The old lady laughed with cheerful resignation. She would as lief report that reply of his as another. Even more than a man whom she could entangle in his speech she liked a man who could slip through the toils with unfailing ease. Her talk with such a man was the last consolation which remained to her from a life of harmless coquetries.
"I will refer it to Mrs. Bowen," she said. "She is a very wise woman, and she used to know you a great while ago."
"If you like, I will do it for you, Mrs. Amsden. I'm going to see her."
"To renew your adieux? Well, why not? Parting is such sweet sorrow! And if I were a young man I would go to say good-bye to Mrs. Bowen as often as she would let me. Now tell me honestly, Mr. Colville, did you ever see such an exquisite, perfect creature?"
"Oh, that's asking a good deal."
"To tell you a thing honestly. How did you come here, Mrs. Amsden?"
"In Mrs. Bowen's carriage. I sent it round from the Pitti entrance to the Porta Romana. It's waiting there now, I suppose."
"I thought you had been corrupted, somehow. Your zeal is carriage-bought. It is a delightful vehicle. Do you think you could give me a lift home in it?"
"Yes, indeed. I've always a seat for you in my carriage. To Hotel d'Atene?"
"No, to Palazzo Pinti."
"This is deliciously mysterious," said Mrs.
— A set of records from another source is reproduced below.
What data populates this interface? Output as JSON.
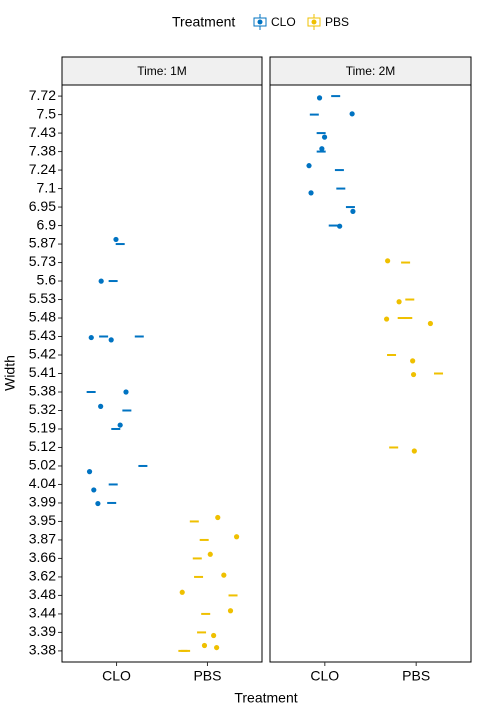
{
  "chart_data": {
    "type": "strip",
    "legend_title": "Treatment",
    "x_label": "Treatment",
    "y_label": "Width",
    "categories": [
      "CLO",
      "PBS"
    ],
    "series": [
      {
        "name": "CLO",
        "color": "#0073C2"
      },
      {
        "name": "PBS",
        "color": "#EFC000"
      }
    ],
    "yticks": [
      3.38,
      3.39,
      3.44,
      3.48,
      3.62,
      3.66,
      3.87,
      3.95,
      3.99,
      4.04,
      5.02,
      5.12,
      5.19,
      5.32,
      5.38,
      5.41,
      5.42,
      5.43,
      5.48,
      5.53,
      5.6,
      5.73,
      5.87,
      6.9,
      6.95,
      7.1,
      7.24,
      7.38,
      7.43,
      7.5,
      7.72
    ],
    "facets": [
      {
        "label": "Time: 1M",
        "series": [
          {
            "values": [
              5.87,
              5.6,
              5.43,
              5.43,
              5.38,
              5.32,
              5.19,
              5.02,
              4.04,
              3.99
            ]
          },
          {
            "values": [
              3.95,
              3.87,
              3.66,
              3.62,
              3.48,
              3.44,
              3.39,
              3.38,
              3.38
            ]
          }
        ]
      },
      {
        "label": "Time: 2M",
        "series": [
          {
            "values": [
              7.72,
              7.5,
              7.43,
              7.38,
              7.24,
              7.1,
              6.95,
              6.9
            ]
          },
          {
            "values": [
              5.73,
              5.53,
              5.48,
              5.48,
              5.42,
              5.41,
              5.12
            ]
          }
        ]
      }
    ]
  }
}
Amsden, drawing her shawl up about her shoulders, which, if no longer rounded, had still a charming droop. One realises in looking at such old ladies that there are women who could manage their own skeletons winningly. She put up her glasses, which were an old-fashioned sort, held to the nose by a handle, and perused the different persons of the group. "Mr. Colville concealing an inward trepidation under a bold front; Miss Graham agitated but firm; the child as much puzzled as the old woman. I feel that we are a very interesting group--almost dramatic."
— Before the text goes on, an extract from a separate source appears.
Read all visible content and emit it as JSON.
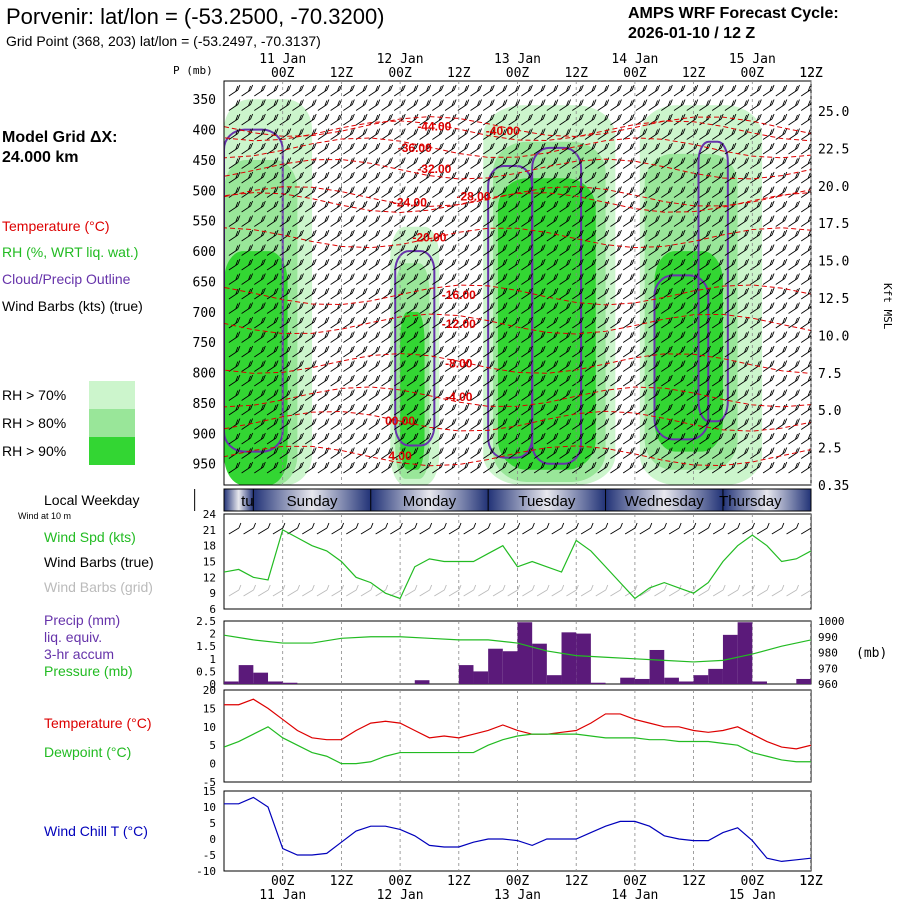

"Oh, call us a passage from a modern novel," suggested Colville, "if you're in the romantic mood. One of Mr. James's."
"Don't you think we ought to be rather more of the great world for that? I hardly feel up to Mr. James. I should have said Howells. Only nothing happens in that case!"
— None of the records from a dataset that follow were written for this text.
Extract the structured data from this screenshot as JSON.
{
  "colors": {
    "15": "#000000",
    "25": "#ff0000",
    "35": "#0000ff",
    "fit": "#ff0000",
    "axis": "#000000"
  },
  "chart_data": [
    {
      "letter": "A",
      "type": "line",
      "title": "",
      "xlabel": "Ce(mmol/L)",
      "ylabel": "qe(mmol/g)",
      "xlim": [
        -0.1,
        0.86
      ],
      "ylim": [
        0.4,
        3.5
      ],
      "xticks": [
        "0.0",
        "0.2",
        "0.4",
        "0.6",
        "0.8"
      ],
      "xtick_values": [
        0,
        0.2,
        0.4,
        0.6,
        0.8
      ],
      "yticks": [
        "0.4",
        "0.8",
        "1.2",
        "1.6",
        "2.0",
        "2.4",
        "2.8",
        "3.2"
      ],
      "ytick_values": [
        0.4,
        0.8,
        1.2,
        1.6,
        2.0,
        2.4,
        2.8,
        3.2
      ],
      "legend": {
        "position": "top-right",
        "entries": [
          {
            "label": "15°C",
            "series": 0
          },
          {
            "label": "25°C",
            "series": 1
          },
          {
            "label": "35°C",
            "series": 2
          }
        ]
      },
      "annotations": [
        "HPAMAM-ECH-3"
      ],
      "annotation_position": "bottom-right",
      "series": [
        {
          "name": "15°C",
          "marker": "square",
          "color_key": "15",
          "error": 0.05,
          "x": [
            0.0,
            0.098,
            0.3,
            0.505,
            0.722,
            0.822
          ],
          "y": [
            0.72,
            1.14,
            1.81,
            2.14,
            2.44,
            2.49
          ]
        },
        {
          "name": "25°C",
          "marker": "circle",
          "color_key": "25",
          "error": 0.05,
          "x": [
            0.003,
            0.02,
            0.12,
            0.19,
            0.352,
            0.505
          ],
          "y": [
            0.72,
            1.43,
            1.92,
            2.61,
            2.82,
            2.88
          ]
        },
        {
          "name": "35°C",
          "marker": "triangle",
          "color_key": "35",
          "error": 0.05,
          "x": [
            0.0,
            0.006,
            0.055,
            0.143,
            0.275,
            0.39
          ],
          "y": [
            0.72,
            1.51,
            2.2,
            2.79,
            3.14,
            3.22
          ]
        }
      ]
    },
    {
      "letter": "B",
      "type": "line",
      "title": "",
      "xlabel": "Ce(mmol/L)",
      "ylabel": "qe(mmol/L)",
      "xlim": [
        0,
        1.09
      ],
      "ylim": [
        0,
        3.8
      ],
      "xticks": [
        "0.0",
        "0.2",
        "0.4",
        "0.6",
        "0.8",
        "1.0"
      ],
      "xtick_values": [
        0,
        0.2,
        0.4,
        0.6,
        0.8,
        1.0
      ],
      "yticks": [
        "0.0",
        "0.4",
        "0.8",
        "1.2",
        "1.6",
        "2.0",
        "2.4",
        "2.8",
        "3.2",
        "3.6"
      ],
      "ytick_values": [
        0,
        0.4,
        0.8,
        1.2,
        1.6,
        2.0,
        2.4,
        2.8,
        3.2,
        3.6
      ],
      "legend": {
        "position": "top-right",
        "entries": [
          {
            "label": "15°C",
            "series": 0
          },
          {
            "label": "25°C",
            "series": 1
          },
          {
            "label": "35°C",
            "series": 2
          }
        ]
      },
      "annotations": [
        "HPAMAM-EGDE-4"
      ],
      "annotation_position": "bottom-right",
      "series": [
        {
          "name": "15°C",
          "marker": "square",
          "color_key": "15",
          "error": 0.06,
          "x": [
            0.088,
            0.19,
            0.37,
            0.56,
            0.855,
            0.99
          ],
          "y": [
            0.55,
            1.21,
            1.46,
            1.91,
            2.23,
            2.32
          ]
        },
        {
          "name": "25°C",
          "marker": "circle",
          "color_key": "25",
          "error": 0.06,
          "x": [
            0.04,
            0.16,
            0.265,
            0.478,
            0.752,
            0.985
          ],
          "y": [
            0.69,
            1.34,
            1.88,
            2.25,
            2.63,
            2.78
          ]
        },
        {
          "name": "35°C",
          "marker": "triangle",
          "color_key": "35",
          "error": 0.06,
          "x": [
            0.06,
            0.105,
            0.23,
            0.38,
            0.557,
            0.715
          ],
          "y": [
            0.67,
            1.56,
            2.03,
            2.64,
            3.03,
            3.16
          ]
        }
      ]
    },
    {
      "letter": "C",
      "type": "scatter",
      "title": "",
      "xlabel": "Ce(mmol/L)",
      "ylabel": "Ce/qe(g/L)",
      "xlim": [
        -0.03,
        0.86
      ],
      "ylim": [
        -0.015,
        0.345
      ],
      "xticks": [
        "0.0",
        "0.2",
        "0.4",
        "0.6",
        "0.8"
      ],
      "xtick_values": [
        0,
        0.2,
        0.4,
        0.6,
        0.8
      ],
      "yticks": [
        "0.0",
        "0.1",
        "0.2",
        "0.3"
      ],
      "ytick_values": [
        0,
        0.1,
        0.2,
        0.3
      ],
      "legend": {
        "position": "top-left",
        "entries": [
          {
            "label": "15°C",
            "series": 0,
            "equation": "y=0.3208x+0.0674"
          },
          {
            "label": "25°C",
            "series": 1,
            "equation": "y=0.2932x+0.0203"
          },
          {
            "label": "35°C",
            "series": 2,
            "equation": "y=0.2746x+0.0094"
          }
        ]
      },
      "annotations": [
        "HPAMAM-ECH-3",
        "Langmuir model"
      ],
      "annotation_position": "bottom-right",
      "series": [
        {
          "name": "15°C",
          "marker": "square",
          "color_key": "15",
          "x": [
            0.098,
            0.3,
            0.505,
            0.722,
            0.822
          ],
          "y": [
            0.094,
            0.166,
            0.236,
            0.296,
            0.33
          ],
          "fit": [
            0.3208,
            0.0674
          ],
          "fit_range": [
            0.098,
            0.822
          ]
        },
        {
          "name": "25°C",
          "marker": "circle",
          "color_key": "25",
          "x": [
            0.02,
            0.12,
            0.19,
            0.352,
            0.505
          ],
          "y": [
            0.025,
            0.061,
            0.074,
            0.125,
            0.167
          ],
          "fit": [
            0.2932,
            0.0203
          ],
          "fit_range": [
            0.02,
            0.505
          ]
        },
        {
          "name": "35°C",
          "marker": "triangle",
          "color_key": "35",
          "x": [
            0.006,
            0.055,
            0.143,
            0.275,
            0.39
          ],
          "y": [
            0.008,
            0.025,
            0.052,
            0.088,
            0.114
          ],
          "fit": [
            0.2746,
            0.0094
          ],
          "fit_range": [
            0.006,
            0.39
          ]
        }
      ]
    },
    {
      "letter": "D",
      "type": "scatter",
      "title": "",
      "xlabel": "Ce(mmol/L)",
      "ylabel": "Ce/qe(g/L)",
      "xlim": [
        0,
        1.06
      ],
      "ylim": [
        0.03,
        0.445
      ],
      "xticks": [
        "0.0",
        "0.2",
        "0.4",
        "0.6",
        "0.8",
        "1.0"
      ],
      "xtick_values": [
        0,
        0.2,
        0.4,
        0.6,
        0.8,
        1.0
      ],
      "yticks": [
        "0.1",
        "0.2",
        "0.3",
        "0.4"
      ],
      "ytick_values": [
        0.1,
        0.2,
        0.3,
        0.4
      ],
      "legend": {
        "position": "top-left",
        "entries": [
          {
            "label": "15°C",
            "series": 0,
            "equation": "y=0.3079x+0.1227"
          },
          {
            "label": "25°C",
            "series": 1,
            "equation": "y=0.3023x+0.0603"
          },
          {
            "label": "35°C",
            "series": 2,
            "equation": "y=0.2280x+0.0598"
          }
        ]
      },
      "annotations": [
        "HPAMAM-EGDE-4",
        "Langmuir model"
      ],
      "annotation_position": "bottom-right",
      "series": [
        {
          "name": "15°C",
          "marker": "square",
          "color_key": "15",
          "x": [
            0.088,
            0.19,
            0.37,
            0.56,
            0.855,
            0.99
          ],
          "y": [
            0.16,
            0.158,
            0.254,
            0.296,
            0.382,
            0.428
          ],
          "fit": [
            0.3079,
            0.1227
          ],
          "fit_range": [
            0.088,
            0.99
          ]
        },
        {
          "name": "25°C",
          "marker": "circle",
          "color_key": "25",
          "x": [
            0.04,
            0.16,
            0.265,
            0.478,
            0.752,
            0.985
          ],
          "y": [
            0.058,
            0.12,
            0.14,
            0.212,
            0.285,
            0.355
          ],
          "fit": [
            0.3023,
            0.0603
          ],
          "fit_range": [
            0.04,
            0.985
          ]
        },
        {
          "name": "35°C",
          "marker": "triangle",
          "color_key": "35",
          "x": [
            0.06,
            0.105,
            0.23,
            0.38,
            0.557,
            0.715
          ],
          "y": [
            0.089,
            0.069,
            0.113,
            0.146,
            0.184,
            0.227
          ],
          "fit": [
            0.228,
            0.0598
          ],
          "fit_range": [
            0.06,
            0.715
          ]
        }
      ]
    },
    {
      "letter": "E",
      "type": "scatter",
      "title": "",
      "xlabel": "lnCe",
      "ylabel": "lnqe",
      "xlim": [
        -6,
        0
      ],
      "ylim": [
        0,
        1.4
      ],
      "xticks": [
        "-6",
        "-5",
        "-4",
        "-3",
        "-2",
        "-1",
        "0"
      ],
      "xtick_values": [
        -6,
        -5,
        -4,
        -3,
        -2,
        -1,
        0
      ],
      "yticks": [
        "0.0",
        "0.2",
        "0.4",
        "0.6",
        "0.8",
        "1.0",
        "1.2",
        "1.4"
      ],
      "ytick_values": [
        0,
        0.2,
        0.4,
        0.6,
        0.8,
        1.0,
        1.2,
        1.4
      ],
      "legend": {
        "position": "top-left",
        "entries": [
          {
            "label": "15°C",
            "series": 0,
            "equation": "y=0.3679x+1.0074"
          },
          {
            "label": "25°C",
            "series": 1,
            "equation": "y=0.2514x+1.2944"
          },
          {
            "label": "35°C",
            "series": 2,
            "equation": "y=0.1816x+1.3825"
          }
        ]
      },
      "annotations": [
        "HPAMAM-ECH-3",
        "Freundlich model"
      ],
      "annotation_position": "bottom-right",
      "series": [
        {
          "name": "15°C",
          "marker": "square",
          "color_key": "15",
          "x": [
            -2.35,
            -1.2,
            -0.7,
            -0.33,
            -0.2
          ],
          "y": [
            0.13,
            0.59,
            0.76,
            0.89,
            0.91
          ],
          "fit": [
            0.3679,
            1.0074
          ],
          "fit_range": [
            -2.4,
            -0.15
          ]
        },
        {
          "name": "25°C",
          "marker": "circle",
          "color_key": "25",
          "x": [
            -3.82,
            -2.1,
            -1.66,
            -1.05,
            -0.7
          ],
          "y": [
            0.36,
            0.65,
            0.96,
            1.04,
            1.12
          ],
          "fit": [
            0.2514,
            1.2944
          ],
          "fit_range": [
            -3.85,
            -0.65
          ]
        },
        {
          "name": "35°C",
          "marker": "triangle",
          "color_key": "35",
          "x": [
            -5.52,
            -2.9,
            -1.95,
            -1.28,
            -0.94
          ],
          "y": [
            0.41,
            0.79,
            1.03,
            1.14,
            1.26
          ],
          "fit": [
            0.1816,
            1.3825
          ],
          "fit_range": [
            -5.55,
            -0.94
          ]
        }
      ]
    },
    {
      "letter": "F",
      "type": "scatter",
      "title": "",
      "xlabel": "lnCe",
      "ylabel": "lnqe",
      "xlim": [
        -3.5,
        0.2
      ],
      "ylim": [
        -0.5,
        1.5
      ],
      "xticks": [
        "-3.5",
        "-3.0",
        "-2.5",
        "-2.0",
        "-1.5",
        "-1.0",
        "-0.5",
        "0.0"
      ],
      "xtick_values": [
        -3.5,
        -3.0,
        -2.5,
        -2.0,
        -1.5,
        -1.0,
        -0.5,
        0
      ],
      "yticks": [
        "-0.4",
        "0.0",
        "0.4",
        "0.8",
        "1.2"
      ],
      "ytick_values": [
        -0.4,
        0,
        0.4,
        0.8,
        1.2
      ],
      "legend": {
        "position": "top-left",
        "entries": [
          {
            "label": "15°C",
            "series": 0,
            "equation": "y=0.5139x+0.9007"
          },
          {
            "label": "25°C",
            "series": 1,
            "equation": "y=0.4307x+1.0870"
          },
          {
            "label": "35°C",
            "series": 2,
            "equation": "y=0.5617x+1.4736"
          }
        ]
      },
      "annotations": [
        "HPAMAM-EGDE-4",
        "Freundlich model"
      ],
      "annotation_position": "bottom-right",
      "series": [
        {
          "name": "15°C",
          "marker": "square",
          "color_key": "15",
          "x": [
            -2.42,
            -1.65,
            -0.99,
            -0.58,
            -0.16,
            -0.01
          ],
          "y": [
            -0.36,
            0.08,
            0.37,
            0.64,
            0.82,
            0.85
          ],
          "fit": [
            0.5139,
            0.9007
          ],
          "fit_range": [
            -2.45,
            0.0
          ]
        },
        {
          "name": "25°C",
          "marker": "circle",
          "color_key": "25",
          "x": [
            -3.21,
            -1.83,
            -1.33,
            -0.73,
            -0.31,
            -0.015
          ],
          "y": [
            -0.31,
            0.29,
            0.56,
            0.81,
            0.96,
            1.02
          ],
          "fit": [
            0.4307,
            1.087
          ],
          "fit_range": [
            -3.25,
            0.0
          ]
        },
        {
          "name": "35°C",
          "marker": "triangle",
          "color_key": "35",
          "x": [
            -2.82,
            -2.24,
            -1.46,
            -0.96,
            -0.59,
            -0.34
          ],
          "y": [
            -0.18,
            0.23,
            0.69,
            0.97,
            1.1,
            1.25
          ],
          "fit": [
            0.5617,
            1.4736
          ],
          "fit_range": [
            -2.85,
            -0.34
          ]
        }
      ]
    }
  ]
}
"Oh, very well; that's the most comfortable way. If it's only Howells, there's no reason why I shouldn't go with Miss Graham to show her the view of Florence from the cypress grove up yonder."
"No; he's very particular when he's on Italian ground," said Mrs. Amsden, rising. "You must come another time with Miss Graham, and bring Mrs. Bowen. It's quite time we were going home."
The light under the limbs of the trees had begun to grow more liquid. The currents of warm breeze streaming through the cooler body of the air had ceased to ruffle the lakelet round the fountain, and the naiads rode their sea-horses through a perfect calm. A damp, pierced with the fresh odour of the water and of the springing grass, descended upon them. The saunterers through the different paths and alleys were issuing upon the main avenues, and tending in gathering force toward the gate.
They found Mrs. Bowen's carriage there, and drove first to her house, beyond which Mrs. Amsden lived in a direct line. On the way Colville kept up with her the bantering talk that they always carried on together, and found in it a respite from the formless future pressing close upon him. He sat with Effie on the front seat, and he would not look at Imogene's face, which, nevertheless, was present to some inner vision. When the porter opened the iron gate below and rang Mrs. Bowen's bell, and Effie sprang up the stairs before them to give her mother the news of Mr. Colville's coming, the girl stole her hand into his.
"Shall you--tell her?"
"Of course. She must know without an instant's delay."
"Yes, yes; that is right. Oh!--Shall I go with you?"